I inquired was it a large household she was going to be a member of?
"No; there are only two; mother and daughter. The mother is a lady of some station, though not averse to increasing her income."
"I wonder Miss Havisham could part with you again so soon."
"It is a part of Miss Havisham's plans for me, Pip," said Estella, with a sigh, as if she were tired; "I am to write to her constantly and see her regularly and report how I go on — I and the jewels — for they are nearly all mine now."
It was the first time she had ever called me by my name. Of course she did so, purposely, and knew that I should treasure it up.
We came to Richmond all too soon, and our destination there, was a house by the Green; a staid old house, where hoops and powder and patches, embroidered coats rolled stockings ruffles and swords, had had their court days many a time. Some ancient trees before the house were still cut into fashions as formal and unnatural as the hoops and wigs and stiff skirts; but their own allotted places in the great procession of the dead were not far off, and they would soon drop into them and go the silent way of the rest.
A bell with an old voice — which I dare say in its time had often said to the house, Here is the green farthingale, Here is the diamondhilted sword, Here are the shoes with red heels and the blue solitaire, — sounded gravely in the moonlight, and two cherrycoloured maids came fluttering out to receive Estella. The doorway soon absorbed her boxes, and she gave me her hand and a smile, and said good night, and was absorbed likewise. And still I stood looking at the house, thinking how happy I should be if I lived there with her, and knowing that I never was happy with her, but always miserable.
I got into the carriage to be taken back to Hammersmith, and I got in with a bad heart-ache, and I got out with a worse heart-ache. At our own door, I found little Jane Pocket coming home from a little party escorted by her little lover; and I envied her little lover, in spite of his being subject to Flopson.
Mr. Pocket was out lecturing; for, he was a most delightful lecturer on domestic economy, and his treatises on the management of children and servants were considered the very best text-books on those themes. But, Mrs. Pocket was at home, and was in a little difficulty, on account of the baby's having been accommodated with a needle-case to keep him quiet during the unaccountable absence (with a relative in the Foot Guards) of Millers. And more needles were missing, than it could be regarded as quite wholesome for a patient of such tender years either to apply externally or to take as a tonic.

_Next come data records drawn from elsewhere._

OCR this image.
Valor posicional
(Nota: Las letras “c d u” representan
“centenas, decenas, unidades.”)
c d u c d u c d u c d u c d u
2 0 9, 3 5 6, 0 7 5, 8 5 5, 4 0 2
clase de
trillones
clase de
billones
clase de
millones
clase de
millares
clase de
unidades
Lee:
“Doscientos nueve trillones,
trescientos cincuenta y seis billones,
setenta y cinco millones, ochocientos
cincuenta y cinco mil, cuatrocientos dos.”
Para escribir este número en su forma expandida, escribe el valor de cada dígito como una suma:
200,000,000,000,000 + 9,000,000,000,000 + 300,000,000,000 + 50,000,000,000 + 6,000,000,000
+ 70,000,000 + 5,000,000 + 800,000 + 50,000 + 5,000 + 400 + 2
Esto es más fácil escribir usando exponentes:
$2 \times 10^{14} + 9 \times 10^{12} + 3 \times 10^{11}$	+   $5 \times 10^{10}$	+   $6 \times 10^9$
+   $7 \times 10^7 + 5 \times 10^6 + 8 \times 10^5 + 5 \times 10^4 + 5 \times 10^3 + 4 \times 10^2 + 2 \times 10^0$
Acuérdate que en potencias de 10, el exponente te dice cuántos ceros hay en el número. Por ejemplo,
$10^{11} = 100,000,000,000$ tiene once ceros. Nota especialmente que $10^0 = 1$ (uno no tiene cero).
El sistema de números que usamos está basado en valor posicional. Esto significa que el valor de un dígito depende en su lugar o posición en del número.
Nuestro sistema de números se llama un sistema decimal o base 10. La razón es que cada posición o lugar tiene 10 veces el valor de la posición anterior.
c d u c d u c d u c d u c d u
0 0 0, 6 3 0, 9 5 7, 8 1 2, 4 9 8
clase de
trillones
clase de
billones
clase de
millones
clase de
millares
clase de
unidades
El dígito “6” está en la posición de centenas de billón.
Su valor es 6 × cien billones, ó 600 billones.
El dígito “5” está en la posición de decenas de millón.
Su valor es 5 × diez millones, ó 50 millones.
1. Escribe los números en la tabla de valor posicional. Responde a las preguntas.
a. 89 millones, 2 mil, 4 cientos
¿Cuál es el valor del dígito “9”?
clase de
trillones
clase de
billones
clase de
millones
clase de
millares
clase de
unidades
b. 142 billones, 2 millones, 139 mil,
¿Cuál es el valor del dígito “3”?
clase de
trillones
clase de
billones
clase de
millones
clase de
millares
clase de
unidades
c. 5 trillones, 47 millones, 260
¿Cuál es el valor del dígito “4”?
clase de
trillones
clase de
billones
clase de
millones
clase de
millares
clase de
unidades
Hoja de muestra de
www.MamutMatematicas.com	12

Mr. Pocket being justly celebrated for giving most excellent practical advice, and for having a clear and sound perception of things and a highly judicious mind, I had some notion in my heartache of begging him to accept my confidence. But, happening to look up at Mrs. Pocket as she sat reading her book of dignities after prescribing Bed as a sovereign remedy for baby, I thought — Well — No, I wouldn't.